Das Kasernengelände ist jetzt Sanierungsgebiet, für das wir Städtebaufördermittel bekommen. Solange wir die Förderung in Anspruch nehmen und eine Entwicklungsgesellschaft gründen wollen, können wir das nicht mit Privaten sondern nur mit einer Körperschaft öffentlichen Rechts tun, die in keinem Fall gewinnorientiert sein darf. Aus dem Grund sind wir auch in Gesprächen mit der NLG (Niedersächsische Landgesellschaft, Anm.d.Red.), die sich als konstruktiv darstellen. Die NLG hat sich schon offen dafür gezeigt, dass wir als Gemeinde aufgrund der Städtebauförderung Anteile von 51 Prozent in einer künftigen Gesellschaft halten müssen. Das ist keine Selbstverständlichkeit. Umso bedauerlicher ist jetzt der Antrag der Bundeswehr, auch weil wir gerade in diesem Jahr vieles auf den Weg gebracht haben und die Kommunalpolitik viele wichtige Entscheidungen getroffen hat. So hat die Politik beschlossen, dass wir Kaufverhandlungen mit der Bima aufnehmen sollen. Der Zeitplan sah vor, dass wir die im Frühjahr 2022 abschließen und dann die Gesellschaftsgründung vorantreiben wollten. Der Antrag der Bundeswehr bremst uns jetzt aus.

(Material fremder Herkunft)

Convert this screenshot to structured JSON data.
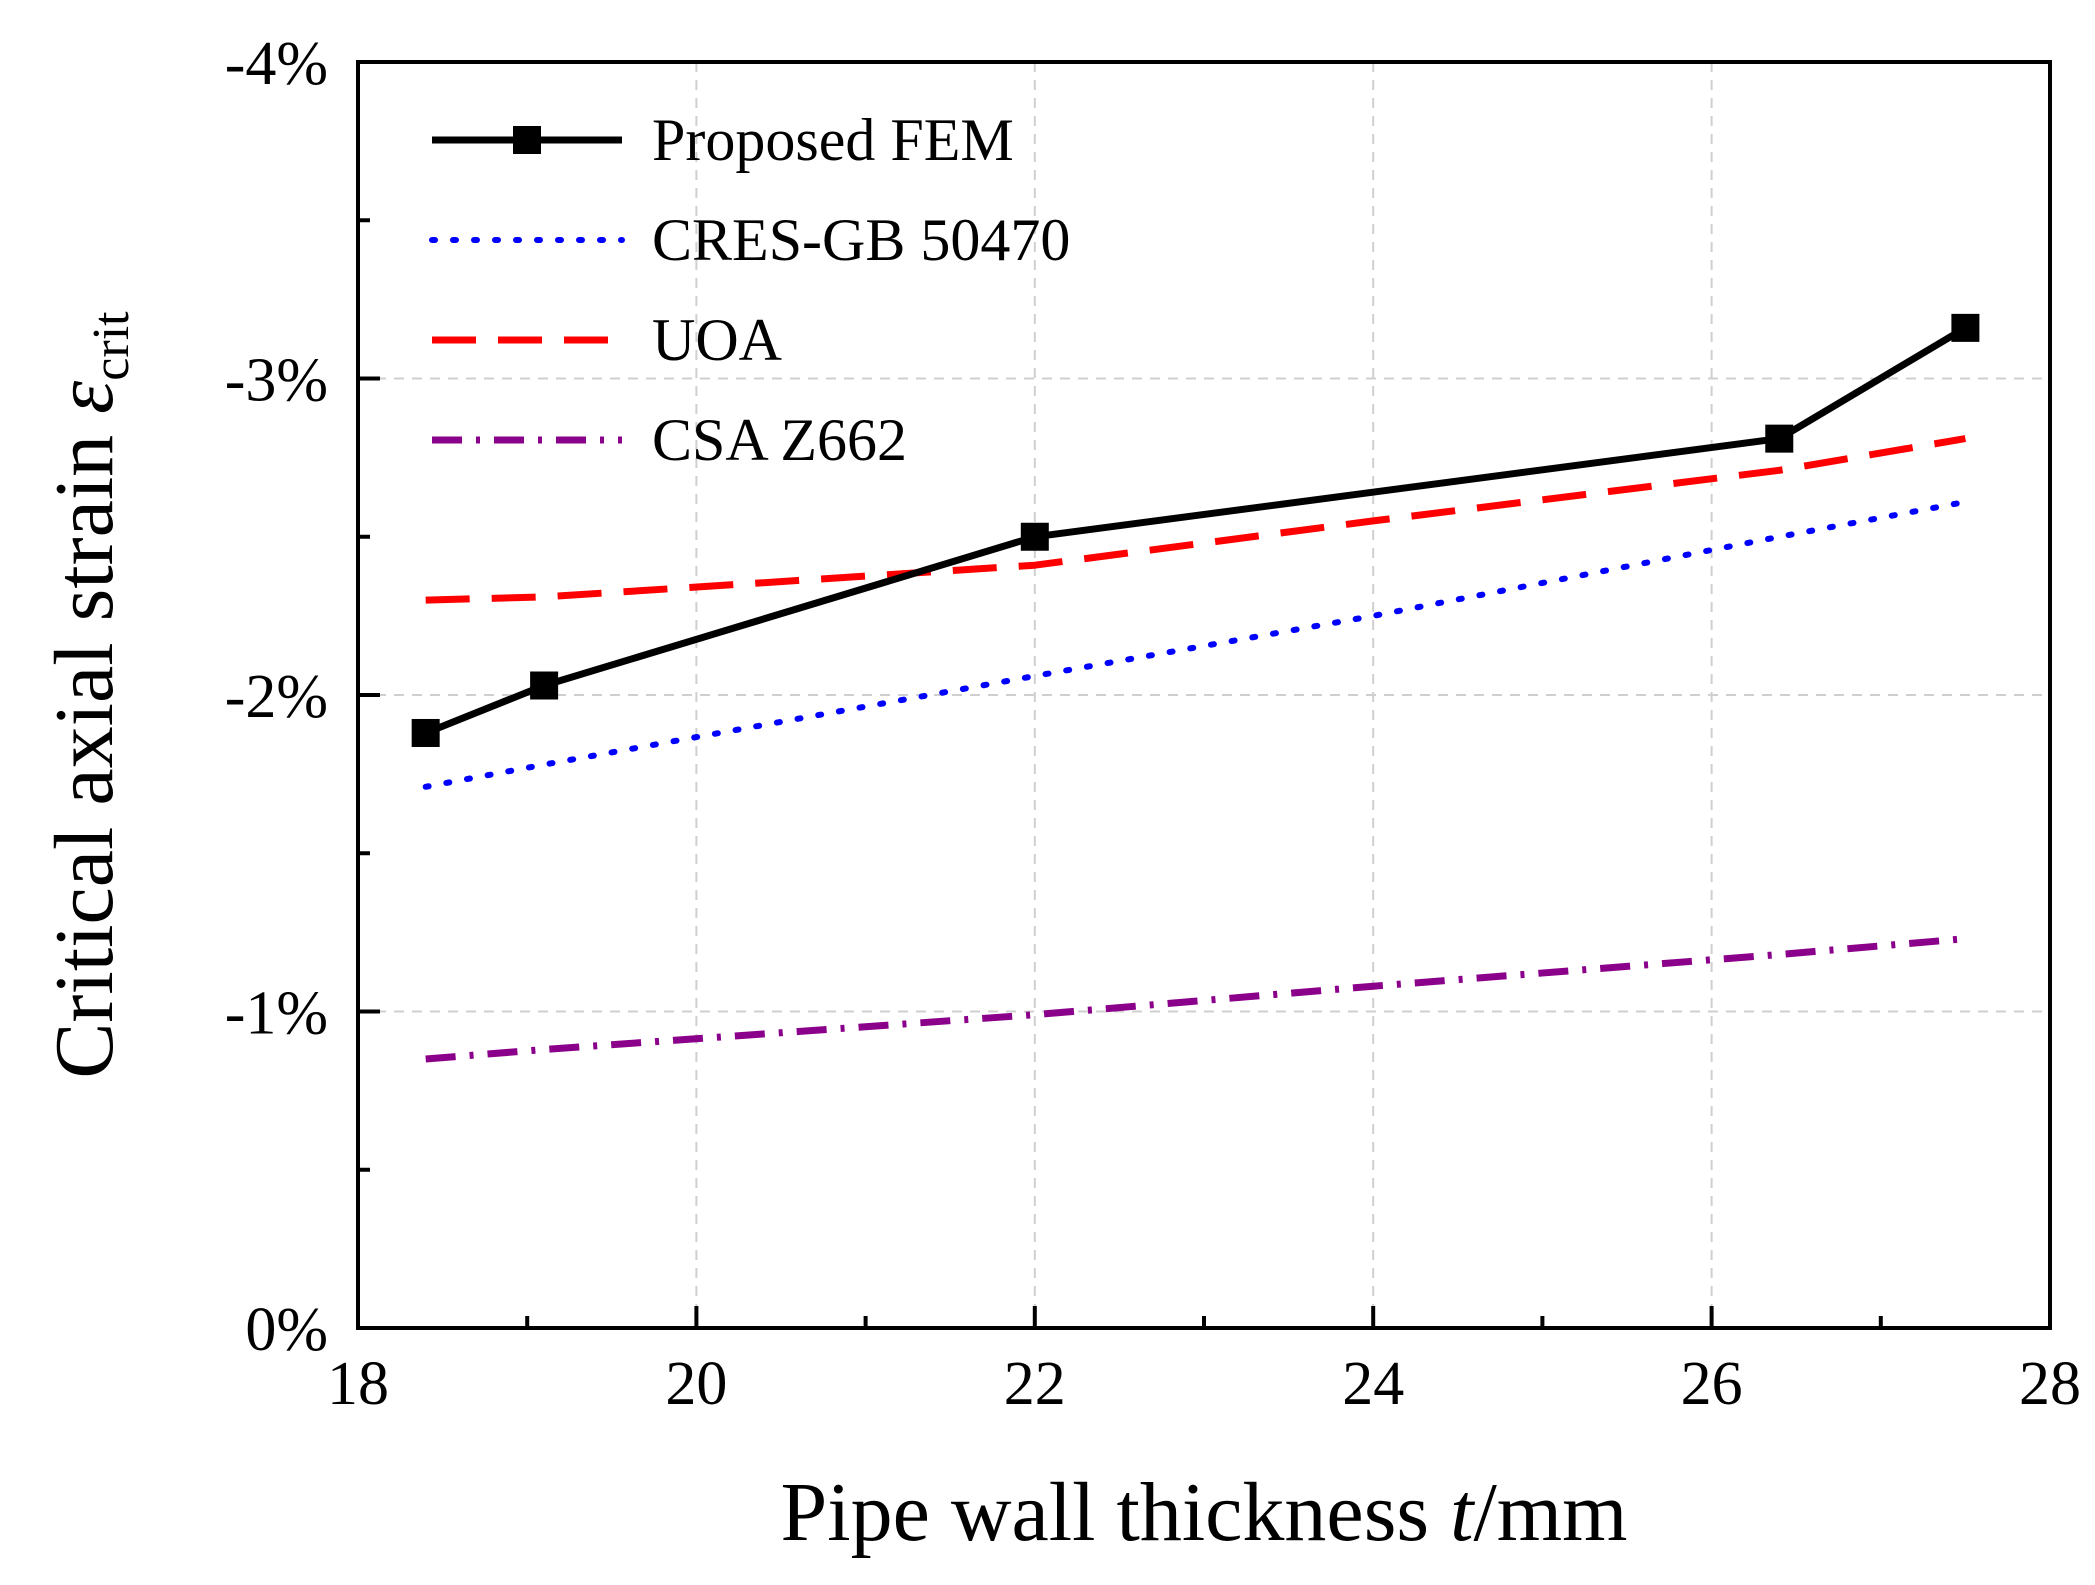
{
  "chart_data": {
    "type": "line",
    "xlabel": "Pipe wall thickness ",
    "xlabel_italic": "t",
    "xlabel_unit": "/mm",
    "ylabel": "Critical axial strain ",
    "ylabel_symbol": "ε",
    "ylabel_sub": "crit",
    "xlim": [
      18,
      28
    ],
    "ylim": [
      0,
      -4
    ],
    "x_ticks": [
      18,
      20,
      22,
      24,
      26,
      28
    ],
    "x_tick_labels": [
      "18",
      "20",
      "22",
      "24",
      "26",
      "28"
    ],
    "y_ticks": [
      0,
      -1,
      -2,
      -3,
      -4
    ],
    "y_tick_labels": [
      "0%",
      "-1%",
      "-2%",
      "-3%",
      "-4%"
    ],
    "grid": true,
    "legend_position": "top-left",
    "series": [
      {
        "name": "Proposed FEM",
        "color": "#000000",
        "style": "solid-square-markers",
        "x": [
          18.4,
          19.1,
          22.0,
          26.4,
          27.5
        ],
        "y": [
          -1.88,
          -2.03,
          -2.5,
          -2.81,
          -3.16
        ]
      },
      {
        "name": "CRES-GB 50470",
        "color": "#0000ff",
        "style": "dotted",
        "x": [
          18.4,
          19.1,
          22.0,
          24.0,
          26.4,
          27.5
        ],
        "y": [
          -1.71,
          -1.78,
          -2.06,
          -2.25,
          -2.5,
          -2.61
        ]
      },
      {
        "name": "UOA",
        "color": "#ff0000",
        "style": "dashed",
        "x": [
          18.4,
          19.1,
          22.0,
          24.0,
          26.4,
          27.5
        ],
        "y": [
          -2.3,
          -2.31,
          -2.41,
          -2.55,
          -2.71,
          -2.81
        ]
      },
      {
        "name": "CSA Z662",
        "color": "#8b008b",
        "style": "dash-dot",
        "x": [
          18.4,
          19.1,
          22.0,
          24.0,
          26.4,
          27.5
        ],
        "y": [
          -0.85,
          -0.88,
          -0.99,
          -1.08,
          -1.18,
          -1.23
        ]
      }
    ]
  }
}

Wie viel Zeit verliert die Gemeinde, wenn die Nachnutzungspläne für die Kaserne geändert werden müssten?
Ich war davon ausgegangen, dass wir im Verwaltungsausschuss am Montag dieser Woche oder am 17. Januar eine Entscheidung der Politik zum Nutzungskonzept gehabt hätten. Wir hätten das direkt an die Bima für die Verhandlungen weitergegeben. Das verzögert sich jetzt bis zu einer Entscheidung des Verteidigungsministeriums.
Können Sie aufgrund der bisherigen Erfahrung einschätzen, wie viel Zeit eine Neuplanung für die Kaserne kosten würde?
Das hängt davon ab, was auf dem Truppenübungsplatz tatsächlich geschehen wird. Da jetzt eine Aussage zu treffen, ob es überhaupt neue Planungen gibt, welche Planungen es gibt und wie lange die dauern, ist noch zu früh.
Wie ist der aktuelle Stand der Gespräche mit der NLG?
Die Gemeindeverwaltung und die Politik haben sich mit der NLG ausgetauscht. Man hat sich abgestimmt, im Gespräch zu bleiben.
Worüber ist gesprochen worden, sind auch schon Entscheidungen gefallen?
Nein. Entscheidungen müssen in einer öffentlichen Ausschuss-Sitzung und durch den Rat bestätigt werden. Das Stadium haben wir mitnichten erreicht. Es hat jetzt ein erstes Gespräch direkt zwischen der NLG und der Kommunalpolitik gegeben.
Um welche Themen geht es da?
Man spricht über die Herausforderungen auf dem Kasernengelände, wie die Vorstellungen der Gemeinde aussehen, wie weit der Planungsprozess ist. Die NLG stellt vor, was sie an Leistungen anbieten kann.
Was wäre denn der Part der NLG?
Das sind Fragestellungen, die noch in weiteren Gesprächen zu klären sind.
Haben Sie die NLG schon über die Pläne der Bundeswehr informiert?
Ja, am Dienstag, als wir das Schreiben an die Verteidigungsministerin rausgeschickt haben. Wir haben auch die Bima und andere, die uns im Prozess begleiten, informiert.
Was wollen Sie noch unternehmen, um die Pläne der Bundeswehr zu stoppen?
Ich glaube einen rechtlichen Hebel haben wir nicht. Sollte sich herauskristallisieren, dass der Übungsbetrieb fortgeführt wird, würden wir über Schadensersatzansprüche nachdenken.